Amidst such events, most figures of the distant Jewish past would rate at best a sentimental footnote. Jabotinsky is an exception. Like Theodor Herzl before him, he was a man not merely of his own time but for all time. He defined Jewish statehood at a period when the very term “Jewish State” was considered a provocation. He established a doctrine of Jewish self-defense when the idea of a Jew defending himself was still regarded as ludicrous or dangerous.
He was the “old” Jew – a throwback to the Maccabees and Bar Kochba – who heralded the coming of the “new” Jew, fiercely proud of his ancient culture, free of the dark fears and inferiorities of the ghetto, fully capable of meeting the non-Jew on equal terms. Having been born in the future, the future has finally caught up with Jabotinsky. He was better understood in his own day by the youth than by his contemporaries, and at its zenith, there were close to 80,000 young people around the world gathered under the banner of “Betar,” the passionately Zionist youth movement he created and headed.
Not since Biblical times has any Jewish leader had so massive a personal following. One has the feeling that Jabotinsky would again be better understood by the national Zionist youth of this day than by their fathers and uncles, a youth angered and sickened by the spectacle of incremental appeasement masquerading as “moderation,” longing for a clear, courageous unequivocal stand on matters critical to Jewish national existence. Jabotinsky was a man who had no fear of saying no and meaning it, surely a man for this day when every no and every yes has been prostituted by a but. The question “What would Jabotinsky have done?” is heard more and more frequently from a generation awed by the incomparable leadership he provided while he lived.
His writings and speeches on virtually every subject of national concern have weathered time and circumstance. If they do not provide sure solutions to our present dilemma, they at least point us in the right direction. It is time to reopen the book on Jabotinsky. It’s astonishing that it should ever have been closed. His neglect is an appalling comment on Jewish values and sense of history. With Herzl, he stands as one of two seminal figures of modem Zionism, the greatest purely Jewish intellectual of the 20th Century, the ideological bedrock upon which Israel’s ruling political party rests, the creator of the World War I “Jewish Legion, Betar and Haganah,” the Israel Defense Force. Yet millions of Jewish children – and their parents – are barely familiar with his name. It would be comparable to an Englishman not knowing who Winston Churchill was.
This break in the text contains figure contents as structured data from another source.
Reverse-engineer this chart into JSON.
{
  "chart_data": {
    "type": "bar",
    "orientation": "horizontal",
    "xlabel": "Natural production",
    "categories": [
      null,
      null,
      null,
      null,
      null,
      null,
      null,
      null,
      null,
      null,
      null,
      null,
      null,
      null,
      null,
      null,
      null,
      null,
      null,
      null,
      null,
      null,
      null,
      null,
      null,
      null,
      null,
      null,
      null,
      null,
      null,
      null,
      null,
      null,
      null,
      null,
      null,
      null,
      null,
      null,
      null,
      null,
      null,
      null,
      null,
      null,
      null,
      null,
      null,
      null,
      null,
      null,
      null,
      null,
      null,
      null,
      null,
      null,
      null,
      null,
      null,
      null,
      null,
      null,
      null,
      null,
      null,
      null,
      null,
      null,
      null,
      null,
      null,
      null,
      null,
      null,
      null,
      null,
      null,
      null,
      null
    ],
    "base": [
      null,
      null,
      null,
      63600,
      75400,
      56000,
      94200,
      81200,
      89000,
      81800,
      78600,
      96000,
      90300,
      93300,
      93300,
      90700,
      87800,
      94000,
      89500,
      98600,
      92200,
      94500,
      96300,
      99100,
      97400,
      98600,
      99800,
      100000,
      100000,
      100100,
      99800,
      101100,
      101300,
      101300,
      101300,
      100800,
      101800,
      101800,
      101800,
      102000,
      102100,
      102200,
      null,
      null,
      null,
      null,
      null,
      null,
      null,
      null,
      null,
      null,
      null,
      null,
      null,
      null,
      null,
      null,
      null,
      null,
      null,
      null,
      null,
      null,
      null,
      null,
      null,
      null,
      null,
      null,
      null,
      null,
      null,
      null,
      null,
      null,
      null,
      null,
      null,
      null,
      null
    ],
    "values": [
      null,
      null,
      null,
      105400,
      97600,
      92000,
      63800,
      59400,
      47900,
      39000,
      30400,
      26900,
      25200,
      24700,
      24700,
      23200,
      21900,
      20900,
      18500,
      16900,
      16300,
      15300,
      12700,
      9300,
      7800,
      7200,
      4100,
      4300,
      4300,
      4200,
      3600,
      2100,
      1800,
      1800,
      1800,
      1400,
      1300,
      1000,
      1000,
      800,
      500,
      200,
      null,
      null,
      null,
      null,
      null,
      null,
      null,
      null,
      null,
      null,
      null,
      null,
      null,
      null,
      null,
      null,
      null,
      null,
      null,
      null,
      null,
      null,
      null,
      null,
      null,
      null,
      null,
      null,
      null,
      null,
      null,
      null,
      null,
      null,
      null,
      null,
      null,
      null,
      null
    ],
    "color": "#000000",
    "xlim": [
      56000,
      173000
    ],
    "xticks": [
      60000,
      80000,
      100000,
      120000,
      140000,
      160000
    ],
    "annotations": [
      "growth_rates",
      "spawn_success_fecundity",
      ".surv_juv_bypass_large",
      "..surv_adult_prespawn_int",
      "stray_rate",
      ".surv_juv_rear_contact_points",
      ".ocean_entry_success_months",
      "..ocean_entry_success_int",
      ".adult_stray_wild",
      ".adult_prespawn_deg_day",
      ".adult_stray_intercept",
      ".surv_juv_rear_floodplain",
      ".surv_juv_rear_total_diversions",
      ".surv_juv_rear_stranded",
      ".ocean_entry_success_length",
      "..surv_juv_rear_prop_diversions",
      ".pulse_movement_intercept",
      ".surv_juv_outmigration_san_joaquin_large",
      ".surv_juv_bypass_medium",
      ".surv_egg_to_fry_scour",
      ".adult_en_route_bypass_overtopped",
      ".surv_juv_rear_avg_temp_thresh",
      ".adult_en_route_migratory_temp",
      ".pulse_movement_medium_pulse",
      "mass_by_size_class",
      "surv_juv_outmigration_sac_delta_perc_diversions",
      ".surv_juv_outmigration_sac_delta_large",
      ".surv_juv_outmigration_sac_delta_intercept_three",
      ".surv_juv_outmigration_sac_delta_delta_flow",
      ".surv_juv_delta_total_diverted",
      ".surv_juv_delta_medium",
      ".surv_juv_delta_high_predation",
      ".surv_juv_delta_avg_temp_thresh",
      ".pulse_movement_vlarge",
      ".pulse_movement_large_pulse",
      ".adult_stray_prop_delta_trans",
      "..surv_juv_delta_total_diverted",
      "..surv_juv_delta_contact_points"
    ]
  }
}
In reintroducing a new generation to Ze’ev Jabotinsky, it is hoped that readers will be drawn toward a more intensive exploration of this remarkable visionary and his writings An excellent way to pursue that quest is with a reading of Lone Wolf, the brilliant two- volume biography by his last secretary, historian Shmuel Katz (available through firstname.lastname@example.org). Jabotinsky was conspicuously free of Messianic pretentious. Yet, history has shown repeatedly over the years since his passing that the circumference of his personal vision was wide enough to encompass us all. He knew us well. Our need to know him at this critical juncture in Jewish history couldn’t be more compelling.